Una personalidad que se
identifique con Cristo
Reproducimos una serie de editoriales sobre la formación del carácter y la madurez cristiana. ¿Cómo influye la personalidad en la vida diaria? ¿puede cambiar una persona? ¿qué papel desarrolla la gracia?
Reproducimos una serie de editoriales sobre la formación del carácter y la madurez cristiana. ¿Cómo influye la personalidad en la vida diaria? ¿puede cambiar una persona? ¿qué papel desarrolla la gracia?
FORMACIÓN DE LA PERSONALIDAD
28 de Octubre de 2014
¿Por qué reacciono de ese modo? ¿Por qué soy así? ¿Podré cambiar?
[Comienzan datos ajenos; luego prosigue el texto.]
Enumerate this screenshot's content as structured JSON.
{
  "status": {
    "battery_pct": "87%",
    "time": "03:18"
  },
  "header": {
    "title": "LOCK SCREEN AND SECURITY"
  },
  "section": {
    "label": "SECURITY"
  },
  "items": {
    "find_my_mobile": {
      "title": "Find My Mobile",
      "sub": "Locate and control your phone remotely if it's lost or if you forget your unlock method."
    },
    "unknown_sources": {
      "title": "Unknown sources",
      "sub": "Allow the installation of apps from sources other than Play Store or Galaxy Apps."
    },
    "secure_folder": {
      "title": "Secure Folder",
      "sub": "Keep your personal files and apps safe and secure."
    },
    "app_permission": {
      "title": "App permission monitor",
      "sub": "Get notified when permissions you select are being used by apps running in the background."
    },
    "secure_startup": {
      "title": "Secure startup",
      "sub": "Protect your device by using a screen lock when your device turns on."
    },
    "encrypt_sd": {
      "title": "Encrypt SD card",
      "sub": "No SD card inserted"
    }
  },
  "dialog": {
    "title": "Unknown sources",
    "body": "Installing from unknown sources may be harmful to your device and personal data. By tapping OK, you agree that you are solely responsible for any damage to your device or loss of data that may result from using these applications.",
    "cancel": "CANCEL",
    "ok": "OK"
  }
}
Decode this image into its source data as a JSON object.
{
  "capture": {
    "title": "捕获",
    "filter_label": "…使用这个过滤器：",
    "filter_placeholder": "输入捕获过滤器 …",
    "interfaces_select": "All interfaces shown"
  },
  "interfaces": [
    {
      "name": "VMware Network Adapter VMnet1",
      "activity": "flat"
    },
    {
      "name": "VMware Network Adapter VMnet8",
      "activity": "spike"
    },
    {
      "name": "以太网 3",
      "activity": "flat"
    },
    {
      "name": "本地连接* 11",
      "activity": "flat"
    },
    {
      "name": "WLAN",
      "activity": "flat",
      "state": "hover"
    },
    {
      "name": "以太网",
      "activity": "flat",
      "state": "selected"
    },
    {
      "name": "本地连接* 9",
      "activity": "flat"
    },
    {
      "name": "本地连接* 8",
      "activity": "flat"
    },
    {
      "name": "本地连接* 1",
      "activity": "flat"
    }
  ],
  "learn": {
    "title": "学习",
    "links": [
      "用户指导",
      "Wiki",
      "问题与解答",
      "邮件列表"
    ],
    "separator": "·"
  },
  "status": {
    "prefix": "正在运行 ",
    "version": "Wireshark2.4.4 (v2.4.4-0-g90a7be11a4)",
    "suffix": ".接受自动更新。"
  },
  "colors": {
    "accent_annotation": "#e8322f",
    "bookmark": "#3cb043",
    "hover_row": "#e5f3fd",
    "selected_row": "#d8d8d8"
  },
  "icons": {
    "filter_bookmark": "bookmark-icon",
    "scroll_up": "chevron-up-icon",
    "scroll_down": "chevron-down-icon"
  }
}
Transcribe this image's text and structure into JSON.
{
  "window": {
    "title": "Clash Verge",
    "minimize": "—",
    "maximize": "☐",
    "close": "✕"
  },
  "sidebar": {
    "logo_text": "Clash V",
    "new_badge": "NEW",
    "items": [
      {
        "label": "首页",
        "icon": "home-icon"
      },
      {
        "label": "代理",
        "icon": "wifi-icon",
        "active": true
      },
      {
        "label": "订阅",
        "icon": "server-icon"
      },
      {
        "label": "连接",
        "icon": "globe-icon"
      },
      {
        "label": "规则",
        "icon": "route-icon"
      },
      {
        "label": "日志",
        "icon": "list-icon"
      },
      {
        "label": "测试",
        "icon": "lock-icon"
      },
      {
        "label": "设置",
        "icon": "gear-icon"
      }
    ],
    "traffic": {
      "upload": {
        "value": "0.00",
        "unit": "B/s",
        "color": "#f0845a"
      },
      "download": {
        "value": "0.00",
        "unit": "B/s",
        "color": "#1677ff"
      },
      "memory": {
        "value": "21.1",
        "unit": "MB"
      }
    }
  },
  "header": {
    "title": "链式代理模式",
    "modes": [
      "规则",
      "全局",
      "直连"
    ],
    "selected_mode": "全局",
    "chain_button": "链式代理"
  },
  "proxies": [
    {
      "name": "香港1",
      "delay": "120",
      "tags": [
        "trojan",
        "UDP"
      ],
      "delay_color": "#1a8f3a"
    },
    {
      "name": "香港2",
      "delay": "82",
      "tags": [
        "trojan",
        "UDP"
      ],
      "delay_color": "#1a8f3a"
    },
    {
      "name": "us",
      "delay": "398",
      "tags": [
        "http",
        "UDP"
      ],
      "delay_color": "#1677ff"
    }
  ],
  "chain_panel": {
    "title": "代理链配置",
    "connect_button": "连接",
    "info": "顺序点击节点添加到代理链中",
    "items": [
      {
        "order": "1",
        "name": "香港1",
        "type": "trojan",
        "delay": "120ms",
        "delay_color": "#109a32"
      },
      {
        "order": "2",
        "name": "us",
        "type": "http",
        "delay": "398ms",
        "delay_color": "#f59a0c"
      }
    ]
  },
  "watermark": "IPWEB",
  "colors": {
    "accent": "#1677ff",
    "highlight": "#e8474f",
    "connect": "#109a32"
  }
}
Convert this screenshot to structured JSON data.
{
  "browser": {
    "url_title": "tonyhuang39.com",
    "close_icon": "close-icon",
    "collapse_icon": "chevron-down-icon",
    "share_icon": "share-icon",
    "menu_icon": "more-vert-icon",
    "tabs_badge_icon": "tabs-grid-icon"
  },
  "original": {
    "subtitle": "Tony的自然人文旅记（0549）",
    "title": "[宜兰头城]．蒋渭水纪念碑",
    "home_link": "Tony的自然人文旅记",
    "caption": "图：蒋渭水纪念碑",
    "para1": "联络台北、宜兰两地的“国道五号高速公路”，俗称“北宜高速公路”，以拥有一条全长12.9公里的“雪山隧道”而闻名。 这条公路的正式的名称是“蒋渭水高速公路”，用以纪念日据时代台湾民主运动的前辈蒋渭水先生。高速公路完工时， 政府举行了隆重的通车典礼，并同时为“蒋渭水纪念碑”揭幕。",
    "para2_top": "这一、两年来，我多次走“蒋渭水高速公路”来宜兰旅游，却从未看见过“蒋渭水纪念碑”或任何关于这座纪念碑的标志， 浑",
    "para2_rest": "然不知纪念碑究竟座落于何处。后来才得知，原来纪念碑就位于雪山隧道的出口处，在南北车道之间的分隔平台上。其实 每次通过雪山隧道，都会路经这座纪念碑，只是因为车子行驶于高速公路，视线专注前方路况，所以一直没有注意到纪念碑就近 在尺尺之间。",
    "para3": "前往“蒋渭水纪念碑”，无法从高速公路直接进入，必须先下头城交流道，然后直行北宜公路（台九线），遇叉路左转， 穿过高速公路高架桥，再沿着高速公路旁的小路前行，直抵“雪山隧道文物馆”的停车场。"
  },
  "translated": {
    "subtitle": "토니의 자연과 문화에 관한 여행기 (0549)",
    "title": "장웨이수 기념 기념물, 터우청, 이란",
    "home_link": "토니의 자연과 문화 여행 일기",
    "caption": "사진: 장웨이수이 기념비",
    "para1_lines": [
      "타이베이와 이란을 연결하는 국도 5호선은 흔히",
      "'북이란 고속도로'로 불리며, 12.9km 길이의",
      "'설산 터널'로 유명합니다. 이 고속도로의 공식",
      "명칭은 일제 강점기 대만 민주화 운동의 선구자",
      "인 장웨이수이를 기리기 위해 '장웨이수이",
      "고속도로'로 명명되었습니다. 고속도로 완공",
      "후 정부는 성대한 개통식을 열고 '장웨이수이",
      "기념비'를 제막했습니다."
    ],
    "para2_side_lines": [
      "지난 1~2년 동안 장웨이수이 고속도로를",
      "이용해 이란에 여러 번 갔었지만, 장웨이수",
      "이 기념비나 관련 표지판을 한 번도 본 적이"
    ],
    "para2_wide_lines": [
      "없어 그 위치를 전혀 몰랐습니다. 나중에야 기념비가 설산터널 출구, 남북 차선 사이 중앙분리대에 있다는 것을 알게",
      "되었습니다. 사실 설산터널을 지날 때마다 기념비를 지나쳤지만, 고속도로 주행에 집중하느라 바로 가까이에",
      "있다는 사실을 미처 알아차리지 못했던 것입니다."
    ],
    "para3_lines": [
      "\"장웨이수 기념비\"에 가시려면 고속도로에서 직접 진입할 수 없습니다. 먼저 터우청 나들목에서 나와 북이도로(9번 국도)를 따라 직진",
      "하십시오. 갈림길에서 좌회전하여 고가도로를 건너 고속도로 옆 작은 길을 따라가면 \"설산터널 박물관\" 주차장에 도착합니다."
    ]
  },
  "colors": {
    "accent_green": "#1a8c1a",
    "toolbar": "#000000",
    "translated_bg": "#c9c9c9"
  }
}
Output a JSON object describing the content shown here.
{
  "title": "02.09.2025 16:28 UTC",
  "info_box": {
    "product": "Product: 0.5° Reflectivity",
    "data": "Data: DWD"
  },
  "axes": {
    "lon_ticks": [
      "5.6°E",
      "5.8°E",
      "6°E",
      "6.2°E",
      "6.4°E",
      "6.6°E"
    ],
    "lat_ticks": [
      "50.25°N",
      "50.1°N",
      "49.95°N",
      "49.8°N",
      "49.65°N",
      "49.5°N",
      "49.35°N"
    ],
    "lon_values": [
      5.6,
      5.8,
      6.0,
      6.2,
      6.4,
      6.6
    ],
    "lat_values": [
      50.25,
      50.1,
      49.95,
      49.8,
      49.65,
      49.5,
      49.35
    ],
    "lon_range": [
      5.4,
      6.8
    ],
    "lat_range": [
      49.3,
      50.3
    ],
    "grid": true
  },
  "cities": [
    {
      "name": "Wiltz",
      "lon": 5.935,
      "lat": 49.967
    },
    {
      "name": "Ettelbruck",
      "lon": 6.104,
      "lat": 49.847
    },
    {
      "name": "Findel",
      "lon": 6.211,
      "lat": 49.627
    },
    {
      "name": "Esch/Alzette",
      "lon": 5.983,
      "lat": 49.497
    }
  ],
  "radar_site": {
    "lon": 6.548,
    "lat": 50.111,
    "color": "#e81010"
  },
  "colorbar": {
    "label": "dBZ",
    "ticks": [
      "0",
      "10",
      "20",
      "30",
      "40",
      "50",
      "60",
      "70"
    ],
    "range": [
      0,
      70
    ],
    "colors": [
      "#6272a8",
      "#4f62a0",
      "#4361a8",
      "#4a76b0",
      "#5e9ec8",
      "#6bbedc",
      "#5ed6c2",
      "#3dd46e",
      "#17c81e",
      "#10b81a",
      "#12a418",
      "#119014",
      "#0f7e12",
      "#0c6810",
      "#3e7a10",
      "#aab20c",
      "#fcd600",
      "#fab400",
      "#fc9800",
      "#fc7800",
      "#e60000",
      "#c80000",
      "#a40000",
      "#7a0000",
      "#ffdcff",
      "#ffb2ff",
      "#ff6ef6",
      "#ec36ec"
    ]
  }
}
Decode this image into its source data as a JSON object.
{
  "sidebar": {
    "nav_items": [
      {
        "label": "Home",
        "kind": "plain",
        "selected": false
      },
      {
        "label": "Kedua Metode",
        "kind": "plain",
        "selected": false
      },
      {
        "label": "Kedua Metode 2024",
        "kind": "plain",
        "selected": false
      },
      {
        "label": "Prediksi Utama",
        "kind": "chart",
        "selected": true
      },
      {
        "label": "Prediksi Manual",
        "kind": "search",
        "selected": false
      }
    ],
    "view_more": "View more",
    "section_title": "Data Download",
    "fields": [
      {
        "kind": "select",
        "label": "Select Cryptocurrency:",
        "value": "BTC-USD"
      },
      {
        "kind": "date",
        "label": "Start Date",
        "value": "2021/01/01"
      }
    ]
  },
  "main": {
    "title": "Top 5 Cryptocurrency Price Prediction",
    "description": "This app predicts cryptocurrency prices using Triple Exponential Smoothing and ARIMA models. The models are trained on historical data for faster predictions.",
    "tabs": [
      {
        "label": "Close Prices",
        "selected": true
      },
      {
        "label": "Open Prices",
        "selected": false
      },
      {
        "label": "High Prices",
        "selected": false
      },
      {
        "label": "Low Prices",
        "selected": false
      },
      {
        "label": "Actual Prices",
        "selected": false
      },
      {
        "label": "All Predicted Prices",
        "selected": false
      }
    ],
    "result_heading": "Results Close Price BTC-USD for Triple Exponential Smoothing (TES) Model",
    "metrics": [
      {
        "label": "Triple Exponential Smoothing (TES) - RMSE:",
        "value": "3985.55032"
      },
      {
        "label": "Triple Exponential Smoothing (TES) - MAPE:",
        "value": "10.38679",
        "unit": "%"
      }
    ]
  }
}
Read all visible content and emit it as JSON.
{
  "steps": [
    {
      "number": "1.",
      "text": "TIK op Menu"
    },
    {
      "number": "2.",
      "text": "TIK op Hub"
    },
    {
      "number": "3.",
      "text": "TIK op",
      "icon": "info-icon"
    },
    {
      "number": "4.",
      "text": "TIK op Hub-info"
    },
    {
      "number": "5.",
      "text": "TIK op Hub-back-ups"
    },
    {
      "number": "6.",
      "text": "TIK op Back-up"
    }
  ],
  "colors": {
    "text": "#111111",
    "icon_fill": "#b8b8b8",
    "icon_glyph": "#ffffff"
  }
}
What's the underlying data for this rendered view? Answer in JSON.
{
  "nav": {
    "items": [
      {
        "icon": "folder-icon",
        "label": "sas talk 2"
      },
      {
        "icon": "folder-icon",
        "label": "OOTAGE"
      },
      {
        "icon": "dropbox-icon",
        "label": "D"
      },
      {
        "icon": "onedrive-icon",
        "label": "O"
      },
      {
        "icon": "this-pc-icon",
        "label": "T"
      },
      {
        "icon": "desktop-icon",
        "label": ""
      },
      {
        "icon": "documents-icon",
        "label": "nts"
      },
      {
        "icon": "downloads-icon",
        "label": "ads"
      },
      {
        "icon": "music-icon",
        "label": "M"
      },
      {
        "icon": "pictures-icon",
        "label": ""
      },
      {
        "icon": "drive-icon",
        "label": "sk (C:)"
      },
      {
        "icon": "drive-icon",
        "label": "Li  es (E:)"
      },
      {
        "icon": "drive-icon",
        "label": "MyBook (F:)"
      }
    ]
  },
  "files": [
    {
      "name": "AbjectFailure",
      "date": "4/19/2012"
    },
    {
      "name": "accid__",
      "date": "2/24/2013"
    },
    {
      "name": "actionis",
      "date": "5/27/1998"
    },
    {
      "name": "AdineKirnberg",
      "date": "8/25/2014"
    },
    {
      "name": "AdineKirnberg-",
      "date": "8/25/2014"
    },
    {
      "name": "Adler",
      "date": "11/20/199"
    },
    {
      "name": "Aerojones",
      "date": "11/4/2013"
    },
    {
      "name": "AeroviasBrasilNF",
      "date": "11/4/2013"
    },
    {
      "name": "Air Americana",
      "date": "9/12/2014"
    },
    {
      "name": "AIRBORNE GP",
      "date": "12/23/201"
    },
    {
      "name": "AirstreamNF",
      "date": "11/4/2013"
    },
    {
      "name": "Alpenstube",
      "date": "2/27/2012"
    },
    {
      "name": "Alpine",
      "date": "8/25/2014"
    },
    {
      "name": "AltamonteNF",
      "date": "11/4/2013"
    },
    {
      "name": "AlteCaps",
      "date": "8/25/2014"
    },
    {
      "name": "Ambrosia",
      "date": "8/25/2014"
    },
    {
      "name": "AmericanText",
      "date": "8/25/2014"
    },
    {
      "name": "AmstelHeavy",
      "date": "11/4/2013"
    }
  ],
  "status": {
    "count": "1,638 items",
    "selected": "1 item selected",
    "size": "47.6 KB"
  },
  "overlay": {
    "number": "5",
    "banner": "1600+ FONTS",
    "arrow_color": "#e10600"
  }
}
Son
algunas de las preguntas que alguna vez pueden asaltarnos. A veces, nos las planteamos
respecto a los demás: ¿por qué tiene ese modo de ser?... Vamos a profundizar
sobre estas cuestiones, mirando a nuestra meta: parecernos cada vez más a
Jesucristo, dejándolo obrar en nuestra existencia.
Este proceso abarca todas las dimensiones de la persona, que al divinizarse
conserva los rasgos de lo auténticamente humano, elevándolos según la vocación
cristiana. Y es que Jesucristo es verdadero Dios y verdadero hombre: perfectus
Deus, perfectus homo. En Él contemplamos la figura realizada del ser
humano, pues «Cristo Redentor (...) revela plenamente el hombre al
mismo hombre. Tal es ‒si se puede hablar así‒ la dimensión humana del misterio
de la Redención. En esta dimensión el hombre vuelve a encontrar la grandeza, la
dignidad y el valor propios de su humanidad»[1].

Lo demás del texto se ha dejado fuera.